In the present embodiment of the invention, tripping of the circuit breaker is controlled by means of the temperature sensing assembly 16. This is accomplished by means of the magnetic force of a magnet 104. In this regard, it is known that as the curie temperature of a material is approached, the magnetic properties of the material will be reduced resulting in a loss of attraction to the magnet. The metal element 105 of the present invention is immersed in the insulating fluid of the transformer and operatively positioned to sense the heat of a fault current on the primary of the transformer. The element will thus respond to both the temperature of the fluid as well as the temperature of a fault current on the primary side of the transformer.
Referring to FIGS. 2, 4, and 5, the trip assembly 16 includes a bell crank 110 pivotally mounted on a pin 112 in the frame 12. The magnet 104 is mounted on one end of the bell crank in a position to engage the metal element 105. The element 105 (FIG. 10) is bent to form a folded coil 107 with electrical insulation provided between the folds. The coil metal element 105 is connected in series with the primary lines 24 and 26.

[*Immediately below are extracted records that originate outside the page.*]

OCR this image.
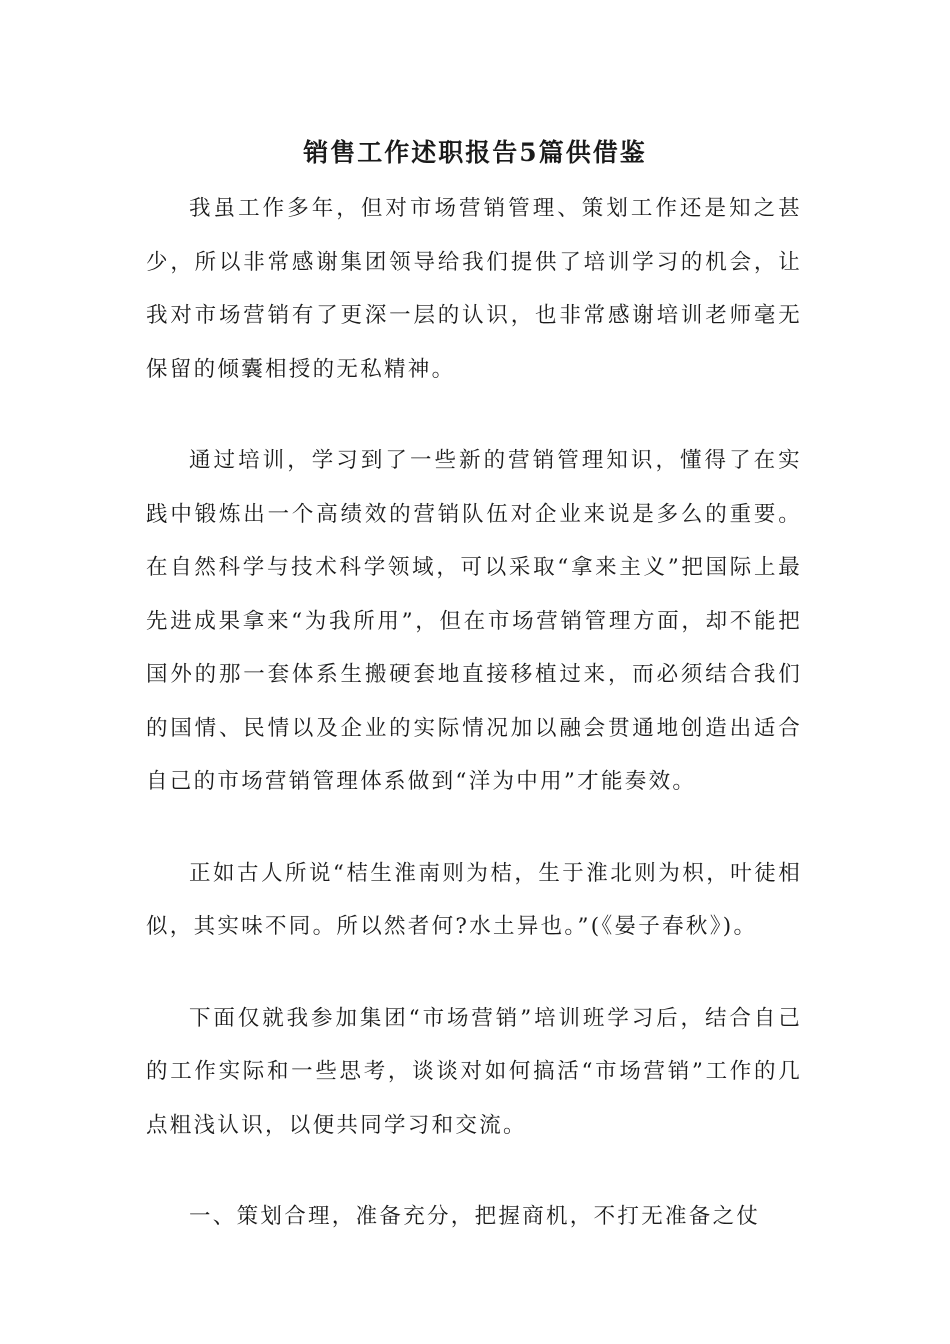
销售工作述职报告5篇供借鉴

我虽工作多年，但对市场营销管理、策划工作还是知之甚少，所以非常感谢集团领导给我们提供了培训学习的机会，让我对市场营销有了更深一层的认识，也非常感谢培训老师毫无保留的倾囊相授的无私精神。

通过培训，学习到了一些新的营销管理知识，懂得了在实践中锻炼出一个高绩效的营销队伍对企业来说是多么的重要。在自然科学与技术科学领域，可以采取“拿来主义”把国际上最先进成果拿来“为我所用”，但在市场营销管理方面，却不能把国外的那一套体系生搬硬套地直接移植过来，而必须结合我们的国情、民情以及企业的实际情况加以融会贯通地创造出适合自己的市场营销管理体系做到“洋为中用”才能奏效。

正如古人所说“桔生淮南则为桔，生于淮北则为枳，叶徒相似，其实味不同。所以然者何?水土异也。”(《晏子春秋》)。

下面仅就我参加集团“市场营销”培训班学习后，结合自己的工作实际和一些思考，谈谈对如何搞活“市场营销”工作的几点粗浅认识，以便共同学习和交流。

一、策划合理，准备充分，把握商机，不打无准备之仗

Under normal load, the resistance of the folded coil 10 will increase the temperature of element 105 slightly. Under fault conditions an immediate temperature rise will occur in the folded coil 107. The bell crank 110 is provided with an actuating end 116 and a latch member 117. The bell crank 110 is biased by means of a spring 114 in a counterclockwise direction. The rotary motion of the bell crank 110 will disengage the latch member 117 from the cam 69 and will, then move the end 116 of the bell crank into engagement with the cam 69 of the trip lever 63. Continued rotation of the bell crank 110 will rotate the trip lever 63 clockwise pulling the rod 64 away from the lever arm 50.

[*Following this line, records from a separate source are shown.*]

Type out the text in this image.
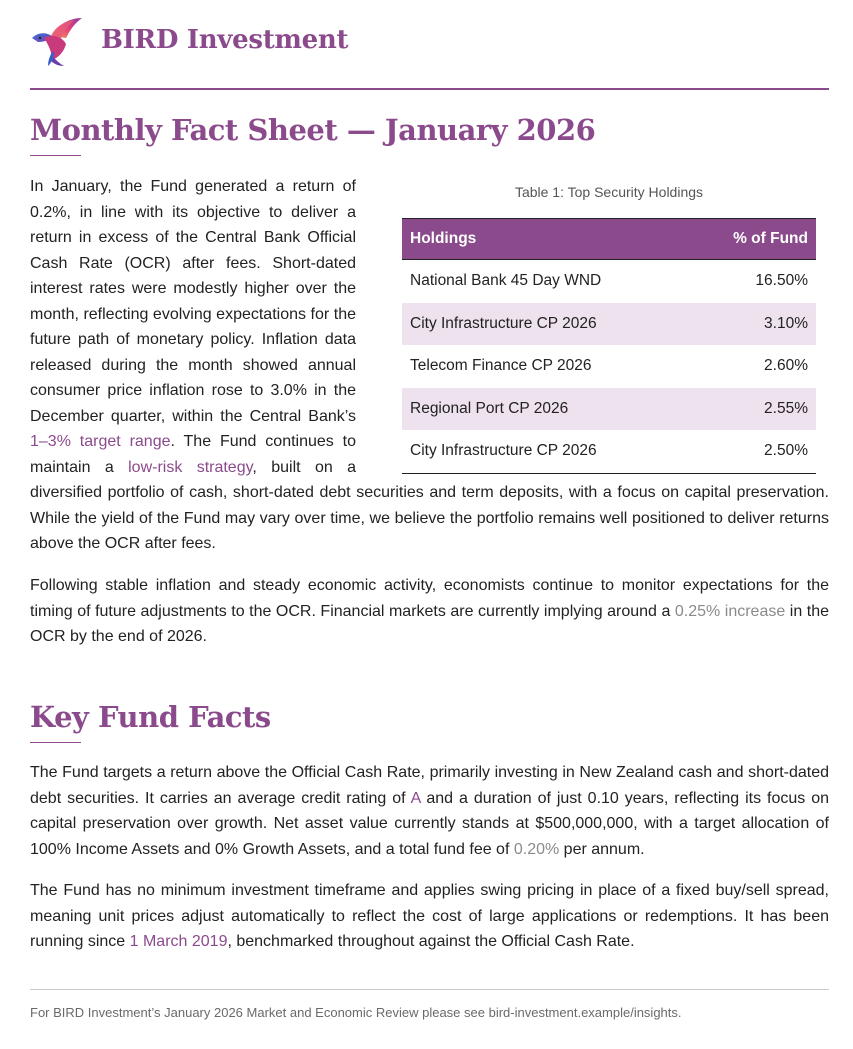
BIRD Investment
Monthly Fact Sheet — January 2026
Table 1: Top Security Holdings
Holdings	% of Fund
National Bank 45 Day WND	16.50%
City Infrastructure CP 2026	3.10%
Telecom Finance CP 2026	2.60%
Regional Port CP 2026	2.55%
City Infrastructure CP 2026	2.50%

In January, the Fund generated a return of 0.2%, in line with its objective to deliver a return in excess of the Central Bank Official Cash Rate (OCR) after fees. Short-dated interest rates were modestly higher over the month, reflecting evolving expectations for the future path of monetary policy. Inflation data released during the month showed annual consumer price inflation rose to 3.0% in the December quarter, within the Central Bank’s 1–3% target range. The Fund continues to maintain a low-risk strategy, built on a diversified portfolio of cash, short-dated debt securities and term deposits, with a focus on capital preservation. While the yield of the Fund may vary over time, we believe the portfolio remains well positioned to deliver returns above the OCR after fees.

Following stable inflation and steady economic activity, economists continue to monitor expectations for the timing of future adjustments to the OCR. Financial markets are currently implying around a 0.25% increase in the OCR by the end of 2026.

Key Fund Facts

The Fund targets a return above the Official Cash Rate, primarily investing in New Zealand cash and short-dated debt securities. It carries an average credit rating of A and a duration of just 0.10 years, reflecting its focus on capital preservation over growth. Net asset value currently stands at $500,000,000, with a target allocation of 100% Income Assets and 0% Growth Assets, and a total fund fee of 0.20% per annum.

The Fund has no minimum investment timeframe and applies swing pricing in place of a fixed buy/sell spread, meaning unit prices adjust automatically to reflect the cost of large applications or redemptions. It has been running since 1 March 2019, benchmarked throughout against the Official Cash Rate.

For BIRD Investment’s January 2026 Market and Economic Review please see bird-investment.example/insights.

The bell crank 110 is prevented from rotating due to the bias of spring 114 by means of the magnet 104. The magnetic force of the magnet will hold the magnet against the element 105. In the event of a fault in the primary of the transformer, the temperature of the folded coil 107 will increase the temperature of the element 105 in relation to the fault current. The resistance of the folded coil 107 will produce an immediate rise in the temperature of the element 105. As the element temperature approaches the curie temperature, the magnetic holding force of the magnet will be reduced, thereby reducing the magnetic attraction of the magnet to the element and allowing the bell crank to rotate due to the bias of the spring 114. Obviously, the same condition will occur if the insulating fluid temperature reaches the curie temperature of the element.
The temperature sensing assembly 16 is reset on the counterclock wise rotation of the crank shaft 20 as seen in FIGS. 4 and 5. The eccentric section 102 of the crank shaft 20 will engage the cam 67 to rotate the trip lever 63 counterclockwise. The cam 69 of the trip lever 63 will engage the end 116 of the bell crank 110 rotating the bell crank 110 clockwise. As the magnet 104 is moved into close proximity to the element 105, the magnetic force of the magnet 104 will provide the final movement in resetting the temperature responsive assembly.

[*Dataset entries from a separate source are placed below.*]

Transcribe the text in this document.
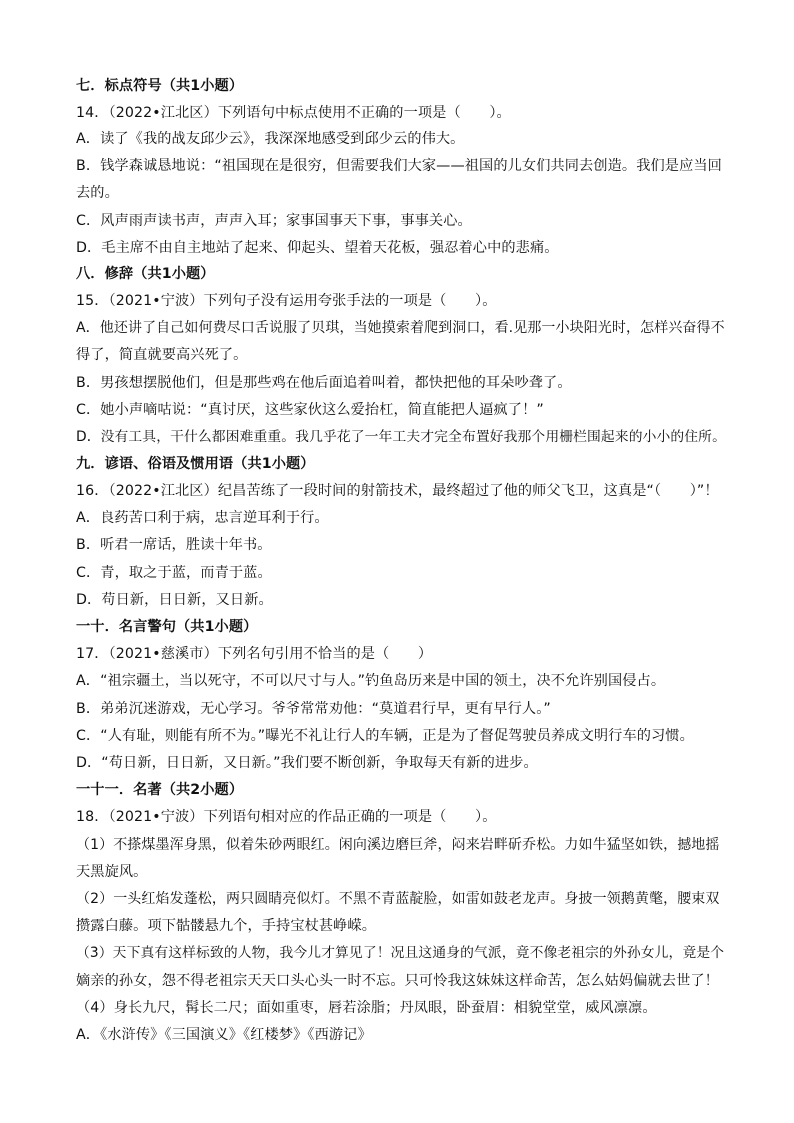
七．标点符号（共1小题）
14．（2022•江北区）下列语句中标点使用不正确的一项是（　　）。
A．读了《我的战友邱少云》，我深深地感受到邱少云的伟大。
B．钱学森诚恳地说：“祖国现在是很穷，但需要我们大家——祖国的儿女们共同去创造。我们是应当回
去的。
C．风声雨声读书声，声声入耳；家事国事天下事，事事关心。
D．毛主席不由自主地站了起来、仰起头、望着天花板，强忍着心中的悲痛。
八．修辞（共1小题）
15．（2021•宁波）下列句子没有运用夸张手法的一项是（　　）。
A．他还讲了自己如何费尽口舌说服了贝琪，当她摸索着爬到洞口，看.见那一小块阳光时，怎样兴奋得不
得了，简直就要高兴死了。
B．男孩想摆脱他们，但是那些鸡在他后面追着叫着，都快把他的耳朵吵聋了。
C．她小声嘀咕说：“真讨厌，这些家伙这么爱抬杠，简直能把人逼疯了！”
D．没有工具，干什么都困难重重。我几乎花了一年工夫才完全布置好我那个用栅栏围起来的小小的住所。
九．谚语、俗语及惯用语（共1小题）
16．（2022•江北区）纪昌苦练了一段时间的射箭技术，最终超过了他的师父飞卫，这真是“（　　）”！
A．良药苦口利于病，忠言逆耳利于行。
B．听君一席话，胜读十年书。
C．青，取之于蓝，而青于蓝。
D．苟日新，日日新，又日新。
一十．名言警句（共1小题）
17．（2021•慈溪市）下列名句引用不恰当的是（　　）
A．“祖宗疆土，当以死守，不可以尺寸与人。”钓鱼岛历来是中国的领土，决不允许别国侵占。
B．弟弟沉迷游戏，无心学习。爷爷常常劝他：“莫道君行早，更有早行人。”
C．“人有耻，则能有所不为。”曝光不礼让行人的车辆，正是为了督促驾驶员养成文明行车的习惯。
D．“苟日新，日日新，又日新。”我们要不断创新，争取每天有新的进步。
一十一．名著（共2小题）
18．（2021•宁波）下列语句相对应的作品正确的一项是（　　）。
（1）不搽煤墨浑身黑，似着朱砂两眼红。闲向溪边磨巨斧，闷来岩畔斫乔松。力如牛猛坚如铁，撼地摇
天黑旋风。
（2）一头红焰发蓬松，两只圆睛亮似灯。不黑不青蓝靛脸，如雷如鼓老龙声。身披一领鹅黄氅，腰束双
攒露白藤。项下骷髅悬九个，手持宝杖甚峥嵘。
（3）天下真有这样标致的人物，我今儿才算见了！况且这通身的气派，竟不像老祖宗的外孙女儿，竟是个
嫡亲的孙女，怨不得老祖宗天天口头心头一时不忘。只可怜我这妹妹这样命苦，怎么姑妈偏就去世了！
（4）身长九尺，髯长二尺；面如重枣，唇若涂脂；丹凤眼，卧蚕眉：相貌堂堂，威风凛凛。
A．《水浒传》《三国演义》《红楼梦》《西游记》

Although a magnet and a low curie temperature element has been described herein as the heat responsive means, it is within the contemplation of this invention to use other heat responsive devices such as a bimetal or a heat expandable device to rotate the trip lever 63. Any heat responsive device that provides a positive mechanical motion can be used as the means to release the trip assembly.